I was tickled pink to read the article PMT, PMS and PMDD: is there a difference? in O&G Magazine Vol. 20 No. 3 Spring 2018, by three psychiatrists about these questions of ovarian dysfunction causing hormonal upsets. Not that I am about to suggest that those of us who trade in hormones should seek a monopoly on these overworked elements, but a balance of expertise might have been more convincing.
In my reading of their review article, there seemed little reference to hormonal matters apart from some alarming comment such as ‘Thus, hormone levels and flux alone appear to be irrelevant, however, the relevant neurobiological and physiological changes may represent an underlying sensitivity to such changes’. In fact, there seemed to be no discussion of the actual levels of oestrogen and testosterone.
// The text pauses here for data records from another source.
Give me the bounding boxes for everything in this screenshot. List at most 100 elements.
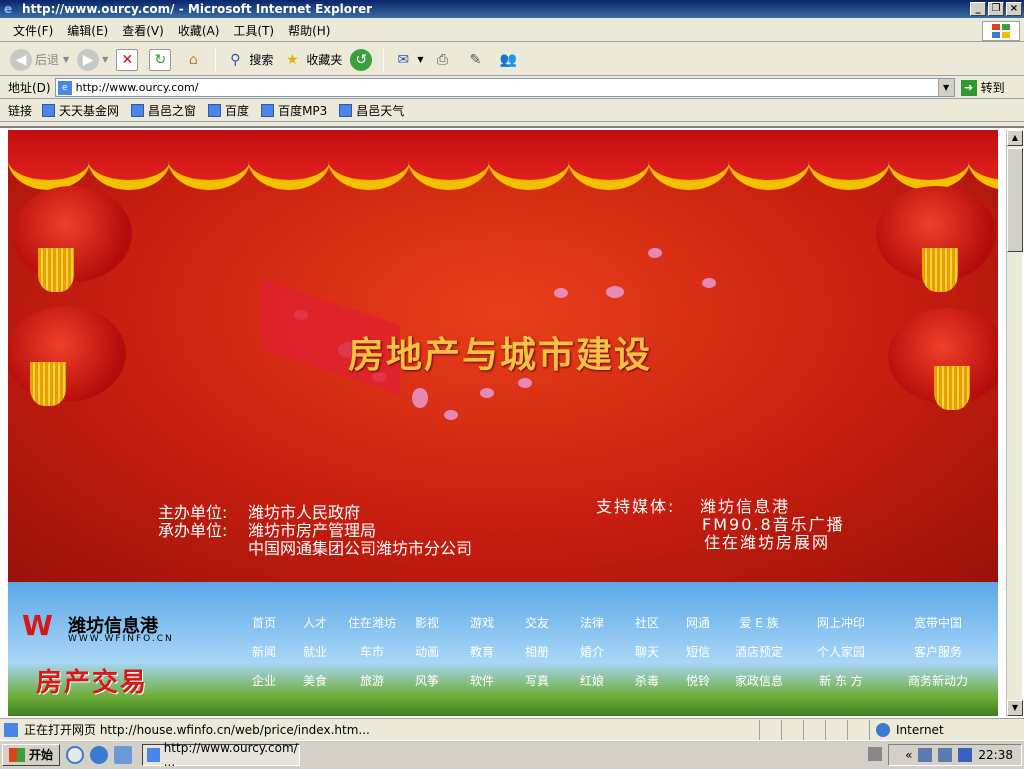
nav-link[interactable]: 宽带中国 xyxy=(890,614,986,631)
nav-link[interactable]: 企业 xyxy=(238,672,290,689)
edit-button[interactable]: ✎ xyxy=(461,46,494,74)
nav-link[interactable]: 车市 xyxy=(340,643,404,660)
nav-link[interactable]: 新 东 方 xyxy=(792,672,890,689)
menu-help[interactable]: 帮助(H) xyxy=(281,22,337,39)
scroll-up-icon[interactable]: ▲ xyxy=(1007,130,1023,146)
mail-icon: ✉ xyxy=(397,51,410,68)
network-icon[interactable] xyxy=(938,748,953,762)
nav-link[interactable]: 交友 xyxy=(514,614,560,631)
nav-link[interactable]: 酒店预定 xyxy=(726,643,792,660)
nav-link[interactable]: 动画 xyxy=(404,643,450,660)
taskbar-window-button[interactable]: http://www.ourcy.com/ ... xyxy=(142,741,301,769)
scroll-down-icon[interactable]: ▼ xyxy=(1007,700,1023,716)
petal-decoration xyxy=(518,378,532,388)
nav-link[interactable]: 美食 xyxy=(290,672,340,689)
scroll-thumb[interactable] xyxy=(1007,148,1023,252)
home-button[interactable]: ⌂ xyxy=(178,46,211,74)
ie-quicklaunch-icon[interactable] xyxy=(90,745,109,764)
link-item[interactable]: 百度 xyxy=(208,102,249,119)
status-cell xyxy=(782,719,804,740)
maximize-button[interactable]: ❐ xyxy=(988,2,1004,16)
nav-link[interactable]: 网上冲印 xyxy=(792,614,890,631)
nav-link[interactable]: 新闻 xyxy=(238,643,290,660)
system-tray: « 22:38 xyxy=(888,744,1022,766)
nav-link[interactable]: 客户服务 xyxy=(890,643,986,660)
tassel-icon xyxy=(38,248,74,292)
menu-edit[interactable]: 编辑(E) xyxy=(60,22,115,39)
nav-link[interactable]: 人才 xyxy=(290,614,340,631)
event-banner[interactable]: 房地产与城市建设 主办单位: 潍坊市人民政府 承办单位: 潍坊市房产管理局 中国… xyxy=(8,130,998,582)
nav-link[interactable]: 写真 xyxy=(514,672,560,689)
nav-link[interactable]: 游戏 xyxy=(450,614,514,631)
address-dropdown-icon[interactable]: ▼ xyxy=(937,79,954,96)
nav-link[interactable]: 聊天 xyxy=(624,643,670,660)
ie-icon xyxy=(147,747,160,762)
nav-link[interactable]: 住在潍坊 xyxy=(340,614,404,631)
minimize-button[interactable]: _ xyxy=(970,2,986,16)
refresh-button[interactable]: ↻ xyxy=(145,46,178,74)
print-button[interactable]: ⎙ xyxy=(428,46,461,74)
forward-dropdown-icon[interactable]: ▼ xyxy=(102,55,108,64)
favorites-button[interactable]: ★ 收藏夹 xyxy=(277,46,346,74)
globe-icon xyxy=(876,722,890,737)
history-button[interactable]: ↺ xyxy=(346,46,379,74)
start-button[interactable]: 开始 xyxy=(2,743,61,766)
mail-button[interactable]: ✉ ▼ xyxy=(388,46,427,74)
nav-row: 首页 人才 住在潍坊 影视 游戏 交友 法律 社区 网通 爱 E 族 网上冲印 … xyxy=(238,614,986,631)
nav-link[interactable]: 爱 E 族 xyxy=(726,614,792,631)
shield-icon[interactable] xyxy=(958,748,973,762)
history-icon: ↺ xyxy=(350,48,373,71)
close-button[interactable]: × xyxy=(1006,2,1022,16)
back-dropdown-icon[interactable]: ▼ xyxy=(63,55,69,64)
nav-link[interactable]: 红娘 xyxy=(560,672,624,689)
show-desktop-icon[interactable] xyxy=(114,745,133,764)
tray-expand-icon[interactable]: « xyxy=(905,748,912,762)
page-icon xyxy=(131,104,145,117)
back-button[interactable]: ◀ 后退 ▼ xyxy=(6,46,73,74)
search-button[interactable]: ⚲ 搜索 xyxy=(220,46,277,74)
nav-link[interactable]: 社区 xyxy=(624,614,670,631)
network-icon[interactable] xyxy=(918,748,933,762)
organizer-label: 主办单位: xyxy=(158,503,228,522)
nav-link[interactable]: 网通 xyxy=(670,614,726,631)
link-item[interactable]: 百度MP3 xyxy=(261,102,327,119)
nav-link[interactable]: 风筝 xyxy=(404,672,450,689)
link-item[interactable]: 昌邑天气 xyxy=(339,102,404,119)
nav-link[interactable]: 就业 xyxy=(290,643,340,660)
nav-link[interactable]: 软件 xyxy=(450,672,514,689)
nav-link[interactable]: 旅游 xyxy=(340,672,404,689)
nav-link[interactable]: 首页 xyxy=(238,614,290,631)
stop-button[interactable]: ✕ xyxy=(112,46,145,74)
forward-button[interactable]: ▶ ▼ xyxy=(73,46,112,74)
portal-logo[interactable]: W 潍坊信息港 WWW.WFINFO.CN 房产交易 xyxy=(22,612,172,699)
nav-link[interactable]: 杀毒 xyxy=(624,672,670,689)
window-title: http://www.ourcy.com/ - Microsoft Intern… xyxy=(22,2,373,16)
clock[interactable]: 22:38 xyxy=(978,748,1013,762)
link-item[interactable]: 天天基金网 xyxy=(42,102,119,119)
nav-link[interactable]: 短信 xyxy=(670,643,726,660)
messenger-button[interactable]: 👥 xyxy=(494,46,527,74)
address-input[interactable]: e http://www.ourcy.com/ ▼ xyxy=(54,78,955,97)
keyboard-icon[interactable] xyxy=(868,747,882,761)
link-item[interactable]: 昌邑之窗 xyxy=(131,102,196,119)
nav-link[interactable]: 悦铃 xyxy=(670,672,726,689)
go-button[interactable]: ➜ 转到 xyxy=(960,79,1005,96)
title-bar: e http://www.ourcy.com/ - Microsoft Inte… xyxy=(0,0,1024,18)
vertical-scrollbar[interactable]: ▲ ▼ xyxy=(1006,130,1023,716)
media-player-icon[interactable] xyxy=(66,745,85,764)
nav-link[interactable]: 商务新动力 xyxy=(890,672,986,689)
nav-link[interactable]: 相册 xyxy=(514,643,560,660)
menu-favorites[interactable]: 收藏(A) xyxy=(171,22,227,39)
nav-link[interactable]: 个人家园 xyxy=(792,643,890,660)
curtain-drape xyxy=(88,130,170,190)
menu-file[interactable]: 文件(F) xyxy=(6,22,60,39)
nav-link[interactable]: 婚介 xyxy=(560,643,624,660)
nav-link[interactable]: 法律 xyxy=(560,614,624,631)
nav-link[interactable]: 家政信息 xyxy=(726,672,792,689)
menu-view[interactable]: 查看(V) xyxy=(115,22,171,39)
nav-link[interactable]: 影视 xyxy=(404,614,450,631)
page-icon: e xyxy=(57,80,72,95)
menu-tools[interactable]: 工具(T) xyxy=(226,22,281,39)
nav-link[interactable]: 教育 xyxy=(450,643,514,660)
mail-dropdown-icon[interactable]: ▼ xyxy=(417,55,423,64)
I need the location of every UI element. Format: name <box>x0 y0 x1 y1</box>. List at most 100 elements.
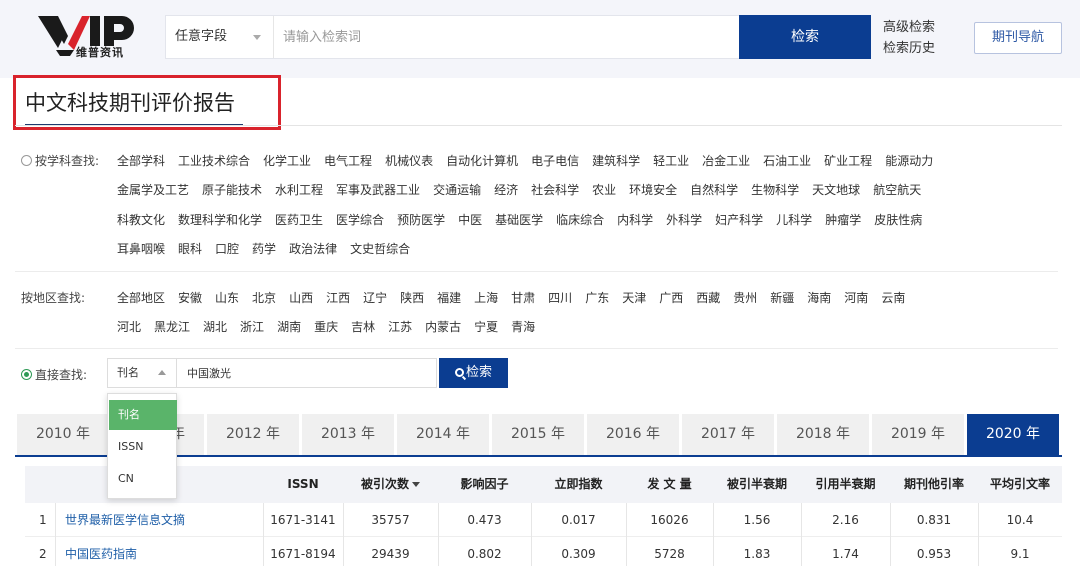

Full marks to them then for attempting to ram the contents of this elusive condition into a categorisation box, but sadly then to consider, in the main, psychotropic medication as their holy grail. In fact there was another reference to oestrogen in that ‘…there are no demonstrable differences in reproductive hormonal levels…’, by which I assume they are referring to oestrogen and possibly progesterone, but surely not testosterone! And if they were thrown by the absence of measurable hormonal fluctuations, then they have failed to understand what a slippery beast they are dealing with.
Recognising that PMS is not an easy matter, I have taken an alternative approach and evolved a ‘paradigm of understanding’ that I am happy to report yields well to treatment with hormones. I have presented this concept on three occasions and have succeeded only in boring the proverbial pants off my audience. Perhaps I should be so bold as to submit a copy of the paradigm not for publication as such but for the amusement of you, the Editor, and see how many paragraphs you can consume before your eyelids droop.
At least I could identify with the criteria set out in the DSM-V for PMDD. I would have changed the emphases perhaps. As for aetiology, good luck with that. And, as a bottom line, have the researchers made any attempt to relate the incidence of breast cancer with this condition; and what might the rates of hysterectomy (for any reason) be in this population of women?